Yugoslav President Slobodan Milosevic claims no candidate received a majority in this week's elections, but opposition leaders who believe their candidate won are taking to the streets.
Sep 27, 2000 | In a move aimed to buy time for Slobodan Milosevic in the wake of a crushing defeat at Sunday's Yugoslav elections, a Milosevic-controlled elections committee announced Tuesday that neither the Yugoslav president nor his opposition challenger Vojislav Kostunica had garnered enough votes to win the presidential elections in the first round. According to the committee's results, Kostunica received 48 percent of the votes cast, with 40 percent going to Milosevic. The committee scheduled a runoff between the two for October 8.
But the 18 opposition parties united in the Democratic Opposition of Serbia (DOS) say that their figures show Kostunica clearly won in the first round, with 54.66 percent of the vote, well ahead of Milosevic at 35 percent. The DOS united opposition bloc has rejected the call for a runoff and written a letter to the elections commission demanding that it reveal the lists it says it used to come up with its count.
An independent poll monitor group, the Center for Free Elections and Democracy (known by its Serbian acronym CESID), says its figures also show a first-round victory, with Kostunica at 54.4 percent and Milosevic at 37 percent. "If I were Slobodan Milosevic's advisor," CESID representative Zoran Lucic told a press conference in the Serbian capital Belgrade Tuesday, "I would suggest that he recognize the results and spare what little strength he has left because he cannot win."

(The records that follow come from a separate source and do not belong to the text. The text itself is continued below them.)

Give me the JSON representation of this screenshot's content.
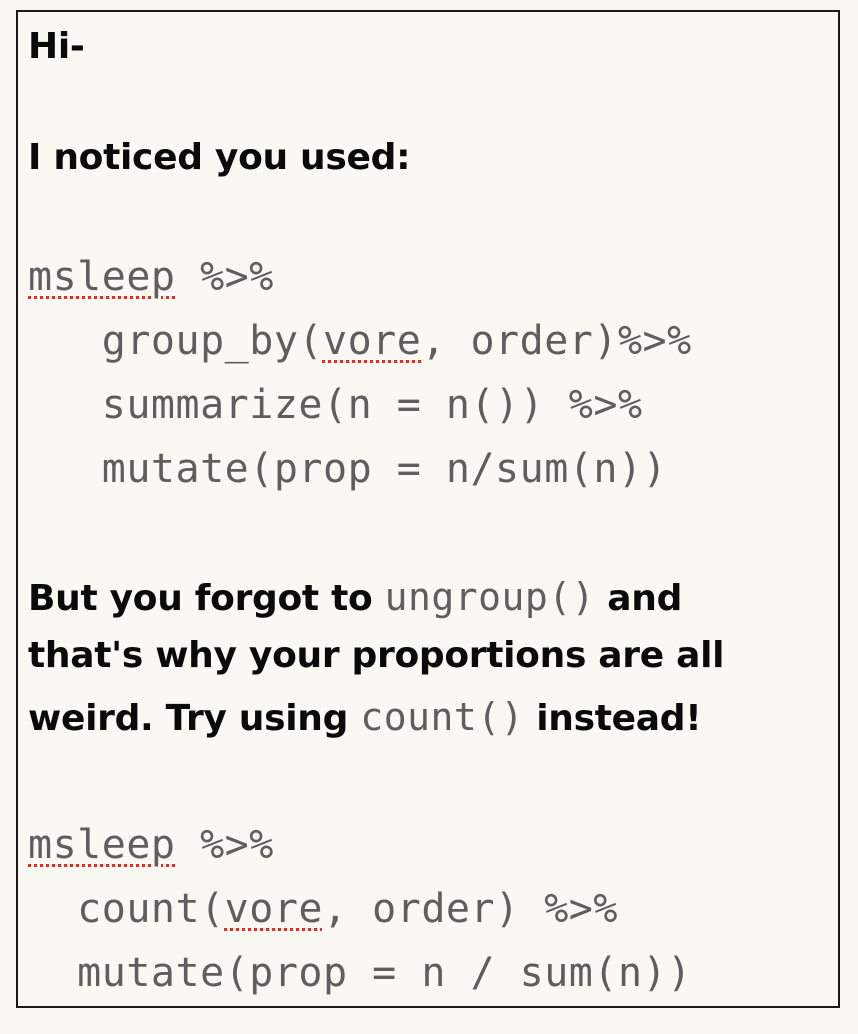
{
  "message": {
    "greeting": "Hi-",
    "intro": "I noticed you used:",
    "code_block_1": {
      "line1_word": "msleep",
      "line1_rest": " %>%",
      "line2_pre": "   group_by(",
      "line2_word": "vore",
      "line2_post": ", order)%>%",
      "line3": "   summarize(n = n()) %>%",
      "line4": "   mutate(prop = n/sum(n))"
    },
    "explanation": {
      "part1": "But you forgot to ",
      "code1": "ungroup()",
      "part2": " and",
      "line2": "that's why your proportions are all",
      "part3": "weird. Try using ",
      "code2": "count()",
      "part4": " instead!"
    },
    "code_block_2": {
      "line1_word": "msleep",
      "line1_rest": " %>%",
      "line2_pre": "  count(",
      "line2_word": "vore",
      "line2_post": ", order) %>%",
      "line3": "  mutate(prop = n / sum(n))"
    }
  }
}
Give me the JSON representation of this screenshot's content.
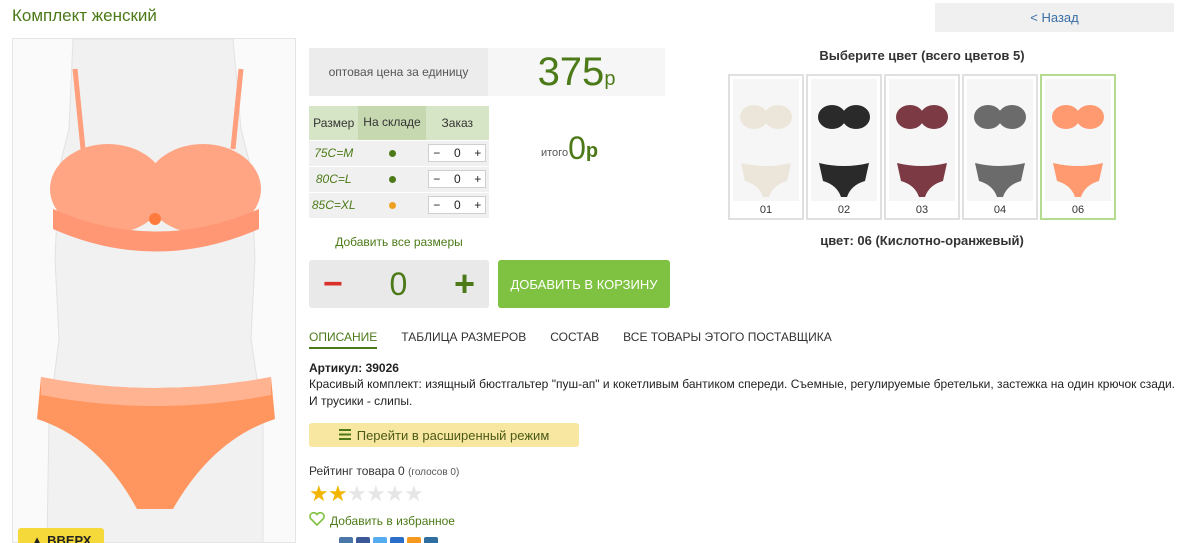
{
  "page": {
    "title": "Комплект женский",
    "back_label": "< Назад",
    "to_top_label": "▲ ВВЕРХ"
  },
  "price": {
    "label": "оптовая цена за единицу",
    "value": "375",
    "currency": "р"
  },
  "sizes": {
    "headers": [
      "Размер",
      "На складе",
      "Заказ"
    ],
    "rows": [
      {
        "size": "75C=M",
        "stock_color": "#4c7a18",
        "qty": "0"
      },
      {
        "size": "80C=L",
        "stock_color": "#4c7a18",
        "qty": "0"
      },
      {
        "size": "85C=XL",
        "stock_color": "#f0a020",
        "qty": "0"
      }
    ],
    "add_all_label": "Добавить все размеры"
  },
  "total": {
    "label": "итого",
    "value": "0",
    "currency": "р"
  },
  "quantity": {
    "value": "0",
    "minus": "−",
    "plus": "+"
  },
  "cart": {
    "add_label": "ДОБАВИТЬ В КОРЗИНУ"
  },
  "colors": {
    "title": "Выберите цвет (всего цветов 5)",
    "items": [
      {
        "num": "01",
        "color": "#ece6da"
      },
      {
        "num": "02",
        "color": "#2a2a2a"
      },
      {
        "num": "03",
        "color": "#7b3a44"
      },
      {
        "num": "04",
        "color": "#6b6b6b"
      },
      {
        "num": "06",
        "color": "#ff9a70"
      }
    ],
    "selected_label": "цвет: 06 (Кислотно-оранжевый)"
  },
  "tabs": [
    {
      "label": "ОПИСАНИЕ"
    },
    {
      "label": "ТАБЛИЦА РАЗМЕРОВ"
    },
    {
      "label": "СОСТАВ"
    },
    {
      "label": "ВСЕ ТОВАРЫ ЭТОГО ПОСТАВЩИКА"
    }
  ],
  "description": {
    "article": "Артикул: 39026",
    "text": "Красивый комплект: изящный бюстгальтер \"пуш-ап\" и кокетливым бантиком спереди. Съемные, регулируемые бретельки, застежка на один крючок сзади. И трусики - слипы."
  },
  "extended_mode": {
    "label": "Перейти в расширенный режим"
  },
  "rating": {
    "label": "Рейтинг товара",
    "value": "0",
    "votes": "(голосов 0)",
    "stars": 2
  },
  "favorite": {
    "label": "Добавить в избранное"
  },
  "colors_theme": {
    "accent": "#4c7a18",
    "cart_button": "#7fc241",
    "price_bg": "#f6f6f6"
  }
}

Even parties outside of the united opposition bloc have said their vote monitors confirm a convincing first-round victory for Kostunica, and have called on Milosevic to accept defeat.
"It's obvious Kostunica won in the first round," Ognjen Pribicevic, an advisor to longtime opposition player Vuk Draskovic, said by telephone Tuesday. Draskovic's party, the Serbian Renewal Movement, ran its own candidate in the presidential elections who did poorly, getting less than 5 percent of the vote. Draskovic was reported to have offered his resignation from the party on Monday but it was not clear the party was going to accept it. "This is DOS's victory. But we are very happy because this is what we have been waiting for for 10 years," Pribicevic added, referring to Milosevic's defeat.
"Milosevic is trying to bide his time and, meanwhile, confuse the citizens and the opposition," Kostunica said. "The citizens and [the opposition] must overcome this attempt, even if it is not obvious. There is no moral or political reason for us to accept this disrespect of the citizens' choice." He went on to pan the commission's move as "a political fraud" and an "obvious stealing of votes."
"The regime has to accept reality: that Milosevic lost," opposition leader Zarko Korac said by telephone from Belgrade Tuesday night. "We will fight for what we think is rightfully ours, which is allowing Kostunica to become the Yugoslav president."
"The people will go to the streets, and the regime and the police and army will have to think very hard about what they are going to do about it," Korac added.